Surface modification of alloys by high-energy pulsed particle beams

The effect of particle beams on the surface of alloys is often used to obtain a material with desired characteristics. Mathematical modeling of such surface modification leads to the study of diffusion in the presence of an intense external source of diffusant. In this case peculiarities in material structure may be of great importance. A special role belongs to inter-grain boundaries in metals, the vicinities of which are regions of accelerated diffusion. Moreover, if the surface treatment by particle beam is carried out with short impulses comparable with relaxation times of diffusion and chemical processes to their equilibrium course, it may be necessary to explicitly consider the particle transfer rate in the material, for example, using the non-classical laws. In this paper we discuss the model of the treatment process by particle beam, which takes into account both the feature of grain boundary diffusion and finiteness of relaxation times of diffusion fluxes in the boundaries and in the volumes of grains. The problem is considered in two-dimensional formulation. The grains and their boundaries are treated as separate phases with different diffusion properties. The grains are represented in the form of rectangles, located at equal distances from each other. The relative size of the boundary phase may vary. Using generalized equations for diffusion fluxes with finite time of relaxation, we come to diffusion equations of hyperbolic type for the volume and the grain-boundary phases. It is assumed that between the diffusant and the treated material a summary chemical reaction occurs with formation of a summary product. A numerical study allowed us for the first time to establish the features of grain-boundary diffusion and to study the dynamics of reaction product formation for treatment times comparable to relaxation times.
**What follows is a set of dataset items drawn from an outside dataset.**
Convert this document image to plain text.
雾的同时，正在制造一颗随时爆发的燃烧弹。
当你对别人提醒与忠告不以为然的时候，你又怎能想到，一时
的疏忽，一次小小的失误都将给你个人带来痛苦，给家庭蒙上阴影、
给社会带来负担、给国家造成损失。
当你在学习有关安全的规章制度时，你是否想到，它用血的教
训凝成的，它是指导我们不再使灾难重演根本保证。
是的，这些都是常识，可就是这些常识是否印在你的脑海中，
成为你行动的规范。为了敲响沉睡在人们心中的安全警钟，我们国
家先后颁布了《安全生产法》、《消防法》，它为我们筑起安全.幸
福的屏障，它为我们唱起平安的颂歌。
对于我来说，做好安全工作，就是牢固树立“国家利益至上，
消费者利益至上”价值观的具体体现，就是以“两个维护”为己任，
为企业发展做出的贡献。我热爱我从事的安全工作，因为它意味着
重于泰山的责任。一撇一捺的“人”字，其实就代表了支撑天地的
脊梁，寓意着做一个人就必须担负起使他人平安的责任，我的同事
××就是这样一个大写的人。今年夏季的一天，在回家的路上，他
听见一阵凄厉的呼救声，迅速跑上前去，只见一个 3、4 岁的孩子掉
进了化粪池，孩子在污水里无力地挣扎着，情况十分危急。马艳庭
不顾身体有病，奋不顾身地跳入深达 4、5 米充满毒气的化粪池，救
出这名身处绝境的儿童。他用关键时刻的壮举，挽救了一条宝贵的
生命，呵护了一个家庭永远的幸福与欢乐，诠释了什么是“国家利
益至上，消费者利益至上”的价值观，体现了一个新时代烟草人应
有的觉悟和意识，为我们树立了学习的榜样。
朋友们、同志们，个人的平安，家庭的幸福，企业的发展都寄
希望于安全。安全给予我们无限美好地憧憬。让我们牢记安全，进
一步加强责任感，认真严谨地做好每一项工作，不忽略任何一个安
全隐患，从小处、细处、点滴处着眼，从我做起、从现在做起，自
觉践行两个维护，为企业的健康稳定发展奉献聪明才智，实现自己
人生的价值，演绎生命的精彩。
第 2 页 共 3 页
The effect of pulse duration and grain size on the diffusant concentration distribution for these conditions was investigated. [Display omitted] •Diffusion in grain boundaries are studied.•The influence of diffusion flux relaxation were analyzed.•Also, the influence of pulse duration and grain size is investigated.•The model shows wave-like pattern of diffusant concentration.•Grain size has a significant effect on the distribution of diffusant.